In the interest of full disclosure, I actually grew up in Texas and make my way there at least once a year if I can afford it. This is the reason I laughed when Time said Lucille's had the best burger in the world and why I shrug my shoulders at eating steak in Cairo. Nothing really compares to real grass-fed beef (steak, burger, or otherwise) served to you by a waitress in red leather boots at a steakhouse that's been open for the better part of the century.
For years I'd been making my way to Charwood's for a good cut of beef.
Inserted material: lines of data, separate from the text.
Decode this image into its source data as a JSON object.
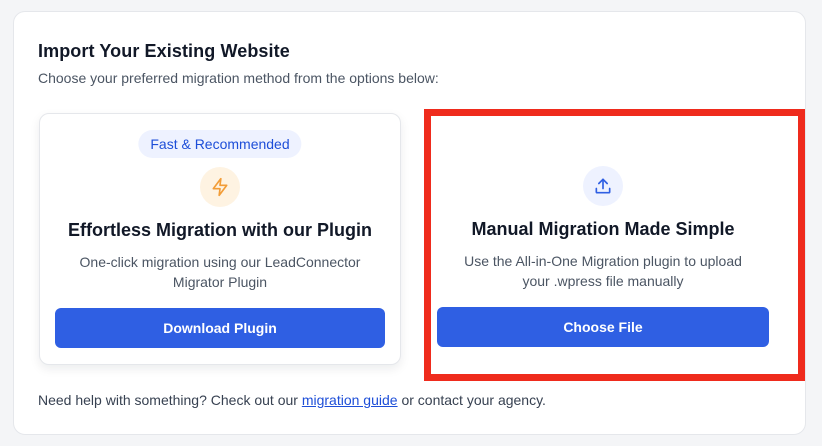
{
  "header": {
    "title": "Import Your Existing Website",
    "subtitle": "Choose your preferred migration method from the options below:"
  },
  "plugin_card": {
    "badge": "Fast & Recommended",
    "icon": "lightning-bolt-icon",
    "title": "Effortless Migration with our Plugin",
    "description_line1": "One-click migration using our LeadConnector",
    "description_line2": "Migrator Plugin",
    "button_label": "Download Plugin"
  },
  "manual_card": {
    "icon": "upload-icon",
    "title": "Manual Migration Made Simple",
    "description_line1": "Use the All-in-One Migration plugin to upload",
    "description_line2": "your .wpress file manually",
    "button_label": "Choose File",
    "highlighted": true
  },
  "footer": {
    "text_before": "Need help with something? Check out our ",
    "link_label": "migration guide",
    "text_after": " or contact your agency."
  },
  "colors": {
    "primary": "#2f5fe3",
    "highlight": "#ef2b1d",
    "badge_bg": "#eef2ff",
    "bolt": "#f29d38"
  }
}
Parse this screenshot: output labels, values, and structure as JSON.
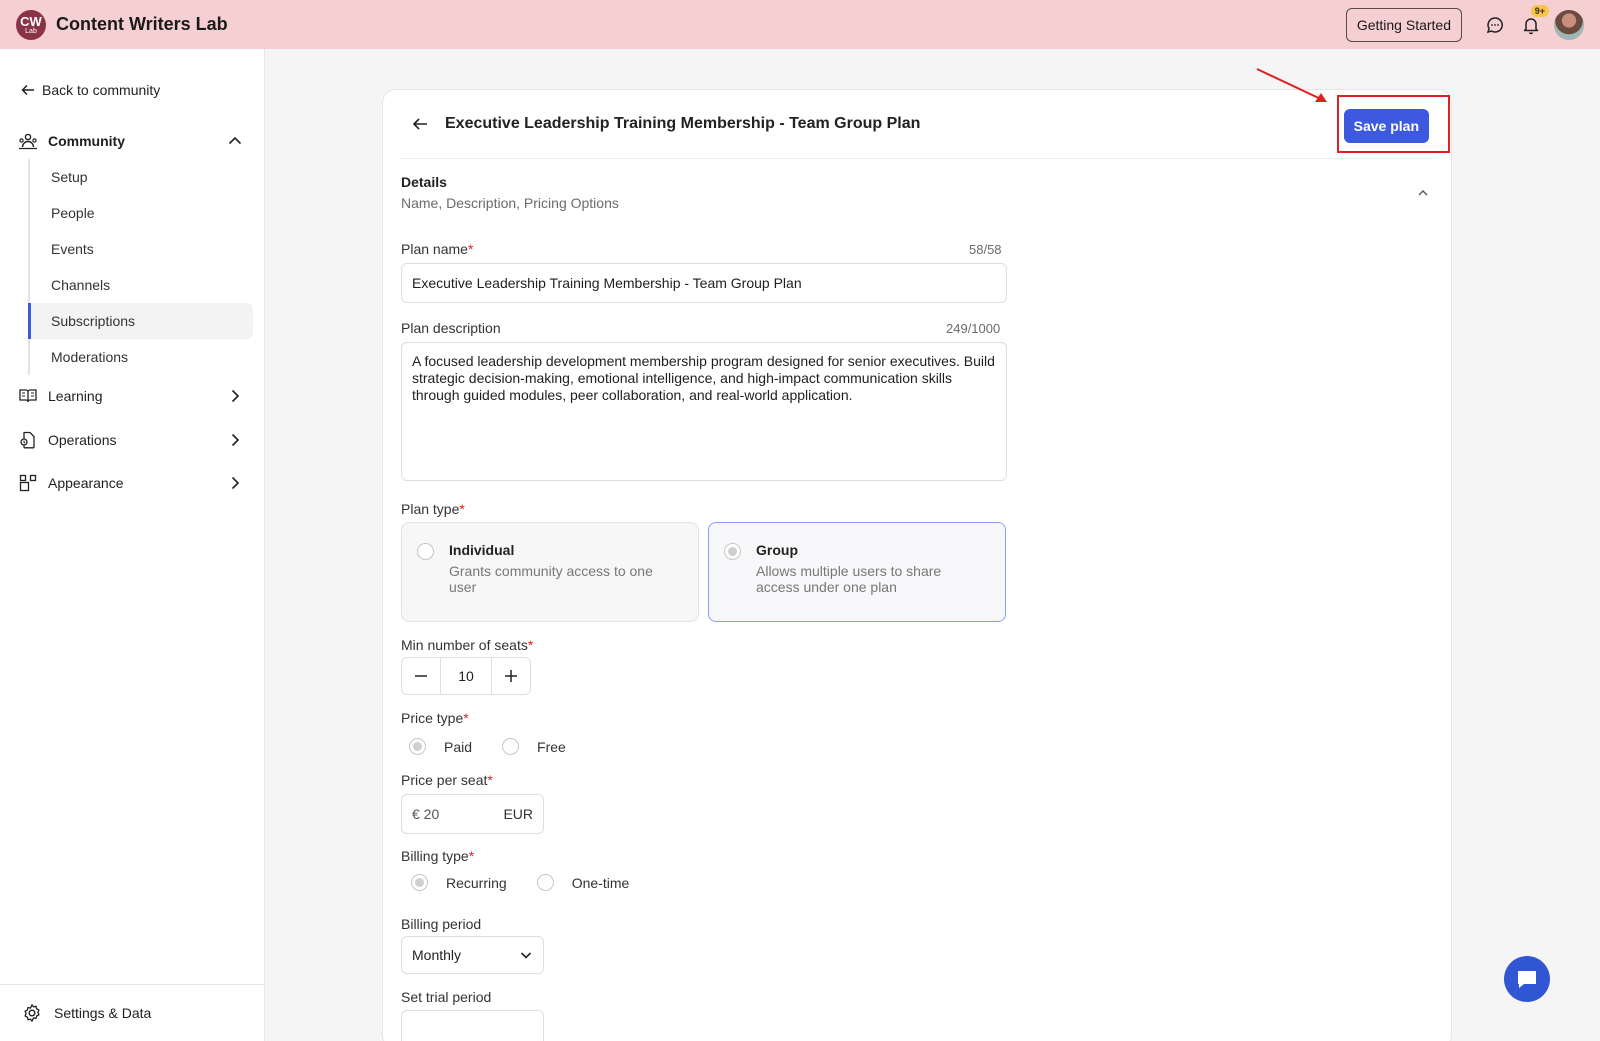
{
  "app": {
    "logo_main": "CW",
    "logo_sub": "Lab",
    "title": "Content Writers Lab"
  },
  "topbar": {
    "getting_started": "Getting Started",
    "notification_badge": "9+"
  },
  "sidebar": {
    "back_label": "Back to community",
    "community_label": "Community",
    "community_items": [
      {
        "label": "Setup"
      },
      {
        "label": "People"
      },
      {
        "label": "Events"
      },
      {
        "label": "Channels"
      },
      {
        "label": "Subscriptions",
        "active": true
      },
      {
        "label": "Moderations"
      }
    ],
    "learning_label": "Learning",
    "operations_label": "Operations",
    "appearance_label": "Appearance",
    "settings_label": "Settings & Data"
  },
  "plan": {
    "title": "Executive Leadership Training Membership - Team Group Plan",
    "save_label": "Save plan",
    "section_title": "Details",
    "section_subtitle": "Name, Description, Pricing Options",
    "name_label": "Plan name",
    "name_counter": "58/58",
    "name_value": "Executive Leadership Training Membership - Team Group Plan",
    "description_label": "Plan description",
    "description_counter": "249/1000",
    "description_value": "A focused leadership development membership program designed for senior executives. Build strategic decision-making, emotional intelligence, and high-impact communication skills through guided modules, peer collaboration, and real-world application.",
    "type_label": "Plan type",
    "type_options": [
      {
        "title": "Individual",
        "desc": "Grants community access to one user",
        "selected": false
      },
      {
        "title": "Group",
        "desc": "Allows multiple users to share access under one plan",
        "selected": true
      }
    ],
    "seats_label": "Min number of seats",
    "seats_value": "10",
    "price_type_label": "Price type",
    "price_type_options": [
      "Paid",
      "Free"
    ],
    "price_type_selected": "Paid",
    "price_label": "Price per seat",
    "price_value": "€ 20",
    "currency": "EUR",
    "billing_type_label": "Billing type",
    "billing_type_options": [
      "Recurring",
      "One-time"
    ],
    "billing_type_selected": "Recurring",
    "billing_period_label": "Billing period",
    "billing_period_value": "Monthly",
    "trial_label": "Set trial period"
  },
  "colors": {
    "topbar": "#f5cfd1",
    "primary": "#3c59e0",
    "highlight": "#e02020"
  }
}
Anything they cook from the tenderloin doesn't disappoint, but they don't offer much else aside from a ribeye that's rarely ever available and most of the time chewy and unpleasant. I've even taken to going to Steak Out due to their much better ribeye and on-point cooking (your steak will never be under or overcooked.) But it hasn't been enough.
By far, the best steak you will ever have is one you make yourself — if you have a good cut of meat. That, in essence, is my problem.
Very rarely do I ever find a good cut of steak in Egypt. Tenderloin is nice and all, but how much lean meat can you really eat without getting that hankering for a marbled sirloin or even a cheaper flatiron steak? You may find the occasional ribeye at Carrefour (cut much thinner than I would like, but typically good) and some cuts you'll find at Gourmet if you don't mind paying through the nose for completely tasteless Australian beef.
There was the time I ordered a tenderloin from my mother's butcher. With it, he sent me a giant cut of indiscernible meat my mother just called lahma (meat). "Well, what cut is this?" I asked her. "What do you mean what cut? It's meat," she said.
"Do you at least know where on the cow it came from? The shoulder, the shank, the flank?"
My mother then looked at me like my face had turned green. "It's just meat, cut it up and cook it."
I'm not really an expert on meat. I can kind of tell what cut is what by looking at it, but not always. I can tell a filet from a ribeye, a tri-tip from a flank, but beyond that I'm lost. So I took the lahma, I seared it and slow cooked it within an inch of its life in a pot roast. It was delicious. But who knows if it could have been incredible pan-fried and sliced too?
To be completely frank, I don't have much to add to this meat debacle. I don't have a special butcher who can give me a good brisket or prime rib, I don't know anywhere in Egypt that will serve more cuts than filet and ribeye and I don't know what to do about it.
Readers, help me out, here. Have someone you know who cuts a mean steak? Know of a gem of a restaurant that serves up a good London broil? How about a rich entrepreneur willing to invest in some grass-fed cows and a butchering license for me so I can open my own steak house? What? A girl can dream, can't she?
In the meantime, if you want to give yourself a little meat education, try this interactive guide from Primer Magazine. For now, I will have to get my proper meat fixes when I head back home and Cairo will remain sadly beef barren.